Many of those with disabilities will recognize me as an advocate on their behalf, and many elected officials in city and state government will recognize me as someone who visits them to share concerns from the disability community.
Although I was once a runner and a soccer player, I lost my ability to walk in a 2008 accident. I love my life despite my acquired disability. My disability is only physical, and I’m just as mentally alert as I’ve always been.
In some ways, my newfound disability has actually helped guide me into being an even more productive member of society: Had I not become disabled, I wouldn’t be advocating at city, state and federal levels to create increased access to all people with disabilities. Because of my disability, I’m now fighting on behalf of your grandparents who need senior assistance, your neighbor who needs a different kind of schooling, and on behalf of you, too.

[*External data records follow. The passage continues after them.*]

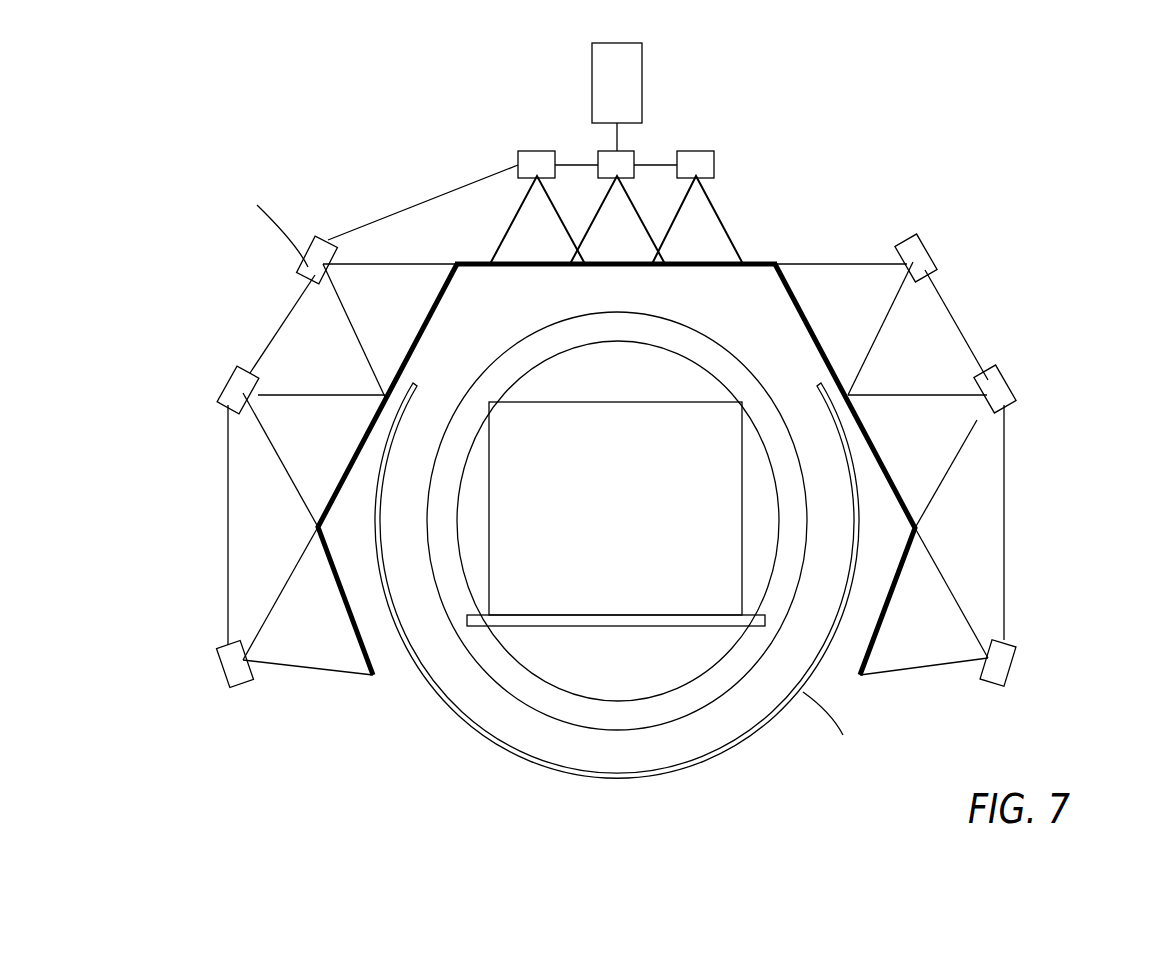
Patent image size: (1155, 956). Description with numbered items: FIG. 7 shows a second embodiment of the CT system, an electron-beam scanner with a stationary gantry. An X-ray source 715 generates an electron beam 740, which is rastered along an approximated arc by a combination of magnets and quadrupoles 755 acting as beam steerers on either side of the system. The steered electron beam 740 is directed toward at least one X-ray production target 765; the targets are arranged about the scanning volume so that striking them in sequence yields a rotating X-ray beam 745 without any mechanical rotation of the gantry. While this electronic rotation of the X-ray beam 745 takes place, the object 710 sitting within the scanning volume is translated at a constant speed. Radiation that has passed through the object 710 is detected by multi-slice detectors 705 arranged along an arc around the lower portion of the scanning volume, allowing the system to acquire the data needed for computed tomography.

The multi-slice detectors 705 is at (522, 760).
The object 710 is at (694, 410).
The X-ray source 715 is at (632, 88).
The electron beam 740 is at (275, 453).
The rotating X-ray beam 745 is at (447, 278).
The magnets and quadrupoles 755 is at (998, 365).
The X-ray production target 765 is at (768, 260).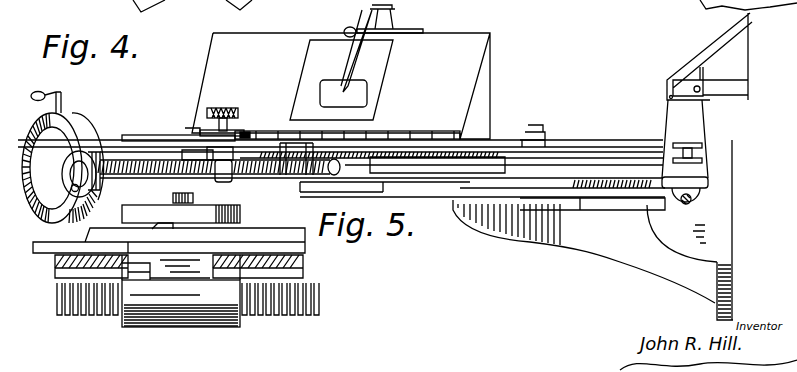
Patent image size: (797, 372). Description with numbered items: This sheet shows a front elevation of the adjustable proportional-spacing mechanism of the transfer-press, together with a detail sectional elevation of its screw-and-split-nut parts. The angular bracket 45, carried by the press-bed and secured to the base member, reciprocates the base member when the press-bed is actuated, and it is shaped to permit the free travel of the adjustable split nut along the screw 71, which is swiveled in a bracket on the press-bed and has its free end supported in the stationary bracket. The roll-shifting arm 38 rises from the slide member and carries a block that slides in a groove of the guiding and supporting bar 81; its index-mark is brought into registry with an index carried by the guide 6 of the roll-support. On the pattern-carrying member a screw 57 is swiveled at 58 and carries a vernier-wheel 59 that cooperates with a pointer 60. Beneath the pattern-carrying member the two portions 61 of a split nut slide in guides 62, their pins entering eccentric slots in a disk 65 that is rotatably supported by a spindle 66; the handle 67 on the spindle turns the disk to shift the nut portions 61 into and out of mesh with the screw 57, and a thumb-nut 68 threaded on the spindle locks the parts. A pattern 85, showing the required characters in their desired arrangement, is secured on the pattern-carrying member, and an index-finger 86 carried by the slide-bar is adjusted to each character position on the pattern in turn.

In FIG. 4, the vernier-wheel 59 is at (58, 112).
In FIG. 4, the pointer 60 is at (78, 124).
In FIG. 4, the swivel 58 is at (78, 187).
In FIG. 4, the screw 57 is at (153, 168).
In FIG. 4, the thumb-nut 68 is at (182, 133).
In FIG. 4, the handle 67 is at (240, 102).
In FIG. 4, the spindle 66 is at (199, 129).
In FIG. 4, the pattern 85 is at (370, 90).
In FIG. 4, the index-finger 86 is at (353, 60).
In FIG. 4, the disk 65 is at (190, 250).
In FIG. 4, the guide of the roll-support 6 is at (40, 244).
In FIG. 4, the guides 62 is at (56, 265).
In FIG. 4, the split nut portions 61 is at (213, 302).
In FIG. 5, the roll-shifting arm 38 is at (703, 116).
In FIG. 5, the guiding and supporting bar 81 is at (710, 184).
In FIG. 5, the screw 71 is at (692, 201).
In FIG. 5, the angular bracket 45 is at (668, 268).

People with disabilities want increased access to choice, not less choice. We want to participate in schooling just like everyone else; we want access to transportation just like everyone else; and we want access to health care options — including equal access to end-of-life options.

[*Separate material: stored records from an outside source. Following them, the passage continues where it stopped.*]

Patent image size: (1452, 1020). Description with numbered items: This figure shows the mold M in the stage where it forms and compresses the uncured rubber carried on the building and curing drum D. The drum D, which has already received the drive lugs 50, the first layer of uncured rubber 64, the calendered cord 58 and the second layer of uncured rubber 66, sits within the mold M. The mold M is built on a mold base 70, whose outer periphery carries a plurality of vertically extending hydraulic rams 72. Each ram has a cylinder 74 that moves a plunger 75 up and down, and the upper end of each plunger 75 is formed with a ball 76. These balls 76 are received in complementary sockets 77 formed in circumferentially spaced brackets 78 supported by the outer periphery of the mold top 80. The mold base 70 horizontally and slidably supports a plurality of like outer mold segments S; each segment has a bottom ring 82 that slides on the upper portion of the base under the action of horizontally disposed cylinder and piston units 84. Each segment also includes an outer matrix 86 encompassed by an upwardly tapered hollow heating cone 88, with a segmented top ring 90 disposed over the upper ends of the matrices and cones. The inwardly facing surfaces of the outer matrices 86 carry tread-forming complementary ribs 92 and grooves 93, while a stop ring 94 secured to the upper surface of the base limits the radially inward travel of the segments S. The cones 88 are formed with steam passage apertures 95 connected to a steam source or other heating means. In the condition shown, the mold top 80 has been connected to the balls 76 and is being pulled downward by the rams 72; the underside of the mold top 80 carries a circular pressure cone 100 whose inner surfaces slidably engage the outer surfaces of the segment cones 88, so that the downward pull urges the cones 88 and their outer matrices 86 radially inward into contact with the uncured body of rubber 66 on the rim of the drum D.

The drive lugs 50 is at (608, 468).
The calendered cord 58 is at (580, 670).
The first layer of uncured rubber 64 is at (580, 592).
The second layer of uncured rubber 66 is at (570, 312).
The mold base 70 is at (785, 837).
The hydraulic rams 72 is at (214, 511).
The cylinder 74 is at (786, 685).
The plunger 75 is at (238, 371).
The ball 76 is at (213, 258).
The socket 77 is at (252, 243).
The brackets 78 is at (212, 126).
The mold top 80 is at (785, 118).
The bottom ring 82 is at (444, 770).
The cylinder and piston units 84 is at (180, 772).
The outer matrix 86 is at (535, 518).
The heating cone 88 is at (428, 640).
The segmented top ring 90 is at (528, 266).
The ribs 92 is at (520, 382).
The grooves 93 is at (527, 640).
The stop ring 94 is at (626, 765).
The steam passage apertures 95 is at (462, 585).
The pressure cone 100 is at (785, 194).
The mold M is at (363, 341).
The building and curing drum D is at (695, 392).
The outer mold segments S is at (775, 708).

When the day comes that doctors tell me that I’m within six months of death, I want the ability to choose how I live my final days. Even if I choose not to take advantage of provisions of this proposed law, I am an adult and understand my own body and its limitations better than anyone else.
The End-of-Life Options Act, which will be introduced in the Colorado legislature this week, seeks to give control to individuals. The legislation addresses how people face terminal illness — and is not about disabled individuals who do not face terminal illness, as one critic of the legislation recently argued. This bill is for Coloradans who have had their quality of life taken from them by an illness that has ravaged their body that has no cure, and who have no apparatus to save them.
It gives a terminal patient the choice to live their life empowered by the choice to be freed from their illness that keeps them imprisoned in pain by medicines and machines.
The reasoning behind the End-of-Life Options Act is not about one choice, it’s about many choices in hospice care.
There are safeguards in the bill that require a minimum of two doctors who diagnose a terminal illness, medical professionals who are trained to identify if that request is coming from a place of peace or depression.
The bill also requires that the individual making the request is of sound mind, and understands all of the options in prolonging the short time that they have on this earth. Nothing in the proposed law includes or excludes people with disabilities — and it should stay that way.
This bill is about “life, liberty and the pursuit of happiness,” as our Declaration of Independence guarantees. I love my life, and I pursue happiness every day. In those final days, however, I want the liberty to choose how I remain here and how I move on. I want you to have that choice, too, when you meet the strict criteria outlined in the bill.
That is what I want for everyone — including people with disabilities — who face terminal illness. I welcome whatever protections we can get to make our final days the best that we can in our home in the arms of our loved ones.
Chris Hinds is a former board member for the Christopher & Dana Reeve Foundation’s Colorado chapter.